Woodroffe's work in this Hadley, Shropshire church includes a light depicting the Madonna and child.

===St John's Roman Catholic Church===

In this Trowbridge, Wiltshire church, Woodroffe executed a window dedicated to Margaret Paton.

===St Lawrence===

Another redundant church managed by the Churches Conservation Trust. Woodroffe has a window in the South Aisle area which depicts Christ washing the disciples' feet and the healing of Jairus' daughter. The church is in Evesham, Worcestershire.

===St Andrew's Church===

This Fulham Fields church has a rood and beam designed by Aston Webb and reredos by Harry Hems. Woodroffe executed a window in the church's side chapel. The window is a memorial to a Mrs. Wright by her children.

===St Andrew===

Three-light window executed for this West Kensingtonchurch.

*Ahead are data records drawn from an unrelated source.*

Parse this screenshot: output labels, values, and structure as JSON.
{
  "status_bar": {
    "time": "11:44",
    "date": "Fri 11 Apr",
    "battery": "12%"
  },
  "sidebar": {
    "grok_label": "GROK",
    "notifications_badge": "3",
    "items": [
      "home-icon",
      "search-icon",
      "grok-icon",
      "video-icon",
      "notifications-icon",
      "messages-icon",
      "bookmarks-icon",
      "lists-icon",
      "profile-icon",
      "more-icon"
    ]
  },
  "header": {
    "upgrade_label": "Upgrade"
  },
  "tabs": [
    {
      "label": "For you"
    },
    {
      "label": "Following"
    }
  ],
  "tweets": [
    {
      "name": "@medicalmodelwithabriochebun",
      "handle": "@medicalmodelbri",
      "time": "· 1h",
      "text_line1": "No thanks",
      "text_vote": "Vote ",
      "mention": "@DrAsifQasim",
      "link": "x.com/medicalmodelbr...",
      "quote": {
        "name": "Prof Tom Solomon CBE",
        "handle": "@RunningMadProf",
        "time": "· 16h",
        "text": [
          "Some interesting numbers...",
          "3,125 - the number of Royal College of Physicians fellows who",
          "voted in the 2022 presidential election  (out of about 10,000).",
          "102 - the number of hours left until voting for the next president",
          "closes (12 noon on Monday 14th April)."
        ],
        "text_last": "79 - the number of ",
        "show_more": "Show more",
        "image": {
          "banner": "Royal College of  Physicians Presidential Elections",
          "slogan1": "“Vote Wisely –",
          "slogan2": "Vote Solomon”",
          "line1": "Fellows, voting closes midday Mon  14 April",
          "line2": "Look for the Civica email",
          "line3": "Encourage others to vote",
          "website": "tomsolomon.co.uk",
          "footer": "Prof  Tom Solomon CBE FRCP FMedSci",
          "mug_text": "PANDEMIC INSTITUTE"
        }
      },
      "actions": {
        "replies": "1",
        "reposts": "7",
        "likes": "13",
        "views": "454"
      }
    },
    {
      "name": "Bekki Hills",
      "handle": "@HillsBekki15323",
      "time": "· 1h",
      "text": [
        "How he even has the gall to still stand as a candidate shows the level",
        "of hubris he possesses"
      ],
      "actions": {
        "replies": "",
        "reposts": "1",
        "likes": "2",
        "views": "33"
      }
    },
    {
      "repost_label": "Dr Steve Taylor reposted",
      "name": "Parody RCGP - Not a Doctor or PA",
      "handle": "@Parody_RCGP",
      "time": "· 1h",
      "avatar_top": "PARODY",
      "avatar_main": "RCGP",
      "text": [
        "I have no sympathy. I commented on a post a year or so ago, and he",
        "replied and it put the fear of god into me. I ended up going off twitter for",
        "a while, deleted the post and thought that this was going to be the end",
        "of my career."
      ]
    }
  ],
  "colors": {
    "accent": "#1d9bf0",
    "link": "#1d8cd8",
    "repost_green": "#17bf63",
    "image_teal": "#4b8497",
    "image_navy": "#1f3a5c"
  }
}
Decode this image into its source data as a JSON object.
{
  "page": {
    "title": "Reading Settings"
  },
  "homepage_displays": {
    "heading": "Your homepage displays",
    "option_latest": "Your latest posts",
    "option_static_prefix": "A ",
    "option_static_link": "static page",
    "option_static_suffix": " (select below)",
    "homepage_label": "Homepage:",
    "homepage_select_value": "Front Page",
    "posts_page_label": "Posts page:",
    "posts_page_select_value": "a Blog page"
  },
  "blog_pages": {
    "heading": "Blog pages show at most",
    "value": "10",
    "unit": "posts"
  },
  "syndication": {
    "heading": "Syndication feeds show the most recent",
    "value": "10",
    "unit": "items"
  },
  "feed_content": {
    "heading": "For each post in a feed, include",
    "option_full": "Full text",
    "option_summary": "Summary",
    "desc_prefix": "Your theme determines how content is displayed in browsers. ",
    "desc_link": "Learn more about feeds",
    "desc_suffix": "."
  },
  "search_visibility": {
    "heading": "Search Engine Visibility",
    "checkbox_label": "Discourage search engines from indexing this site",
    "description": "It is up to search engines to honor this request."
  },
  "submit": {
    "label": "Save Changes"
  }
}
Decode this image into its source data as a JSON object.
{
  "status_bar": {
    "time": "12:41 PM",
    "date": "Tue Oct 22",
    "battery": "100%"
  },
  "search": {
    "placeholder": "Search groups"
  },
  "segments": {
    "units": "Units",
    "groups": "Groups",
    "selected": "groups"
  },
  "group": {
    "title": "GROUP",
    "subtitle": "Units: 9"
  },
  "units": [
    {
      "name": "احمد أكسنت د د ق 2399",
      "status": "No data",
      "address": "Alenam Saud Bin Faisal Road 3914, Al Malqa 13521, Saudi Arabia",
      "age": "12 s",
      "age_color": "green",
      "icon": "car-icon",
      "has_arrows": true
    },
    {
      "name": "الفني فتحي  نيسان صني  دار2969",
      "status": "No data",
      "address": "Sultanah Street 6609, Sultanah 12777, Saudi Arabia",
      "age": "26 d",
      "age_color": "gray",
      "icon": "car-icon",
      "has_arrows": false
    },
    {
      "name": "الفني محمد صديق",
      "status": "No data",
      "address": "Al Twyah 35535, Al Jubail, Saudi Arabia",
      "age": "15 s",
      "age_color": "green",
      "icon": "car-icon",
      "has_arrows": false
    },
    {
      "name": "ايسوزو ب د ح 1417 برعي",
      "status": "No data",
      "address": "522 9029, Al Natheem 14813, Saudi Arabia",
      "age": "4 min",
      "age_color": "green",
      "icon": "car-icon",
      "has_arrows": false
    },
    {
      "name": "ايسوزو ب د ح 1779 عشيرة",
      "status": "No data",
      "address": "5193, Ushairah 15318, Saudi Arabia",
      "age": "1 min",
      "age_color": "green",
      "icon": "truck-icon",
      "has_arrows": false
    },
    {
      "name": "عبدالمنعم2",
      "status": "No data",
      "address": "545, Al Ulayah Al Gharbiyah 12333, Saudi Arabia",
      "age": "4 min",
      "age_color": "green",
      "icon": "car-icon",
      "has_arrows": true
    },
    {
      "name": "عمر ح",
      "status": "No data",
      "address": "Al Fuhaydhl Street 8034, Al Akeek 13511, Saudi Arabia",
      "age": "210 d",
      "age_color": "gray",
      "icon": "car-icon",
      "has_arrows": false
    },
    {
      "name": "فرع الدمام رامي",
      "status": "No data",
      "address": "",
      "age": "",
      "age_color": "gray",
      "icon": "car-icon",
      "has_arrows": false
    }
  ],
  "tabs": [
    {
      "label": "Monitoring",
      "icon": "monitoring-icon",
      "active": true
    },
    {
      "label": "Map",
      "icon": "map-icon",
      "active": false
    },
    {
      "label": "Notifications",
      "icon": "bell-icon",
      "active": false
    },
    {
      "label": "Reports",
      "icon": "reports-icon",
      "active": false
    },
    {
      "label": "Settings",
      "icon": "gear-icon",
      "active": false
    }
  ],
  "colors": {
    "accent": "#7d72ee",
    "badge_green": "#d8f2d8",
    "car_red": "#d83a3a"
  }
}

===Our Lady of Compassion===

Woodroffe executed a single-light window for this church in Formby Lancashire .

==Lost works==

===St Mary with St John===

The foundation stone for the church in Edmonton, Greater London was laid on July 22, 1905, by Samuel Forde Ridley, MP. The church was designed by Charles Henry Bourne Quennell, whose wife painted the pictures on the pulpit in the church. Wodroffe executed some windows for the church but the church was demolished in 1954 to make way for road widening and a housing scheme, and Woodroffe's windows were lost.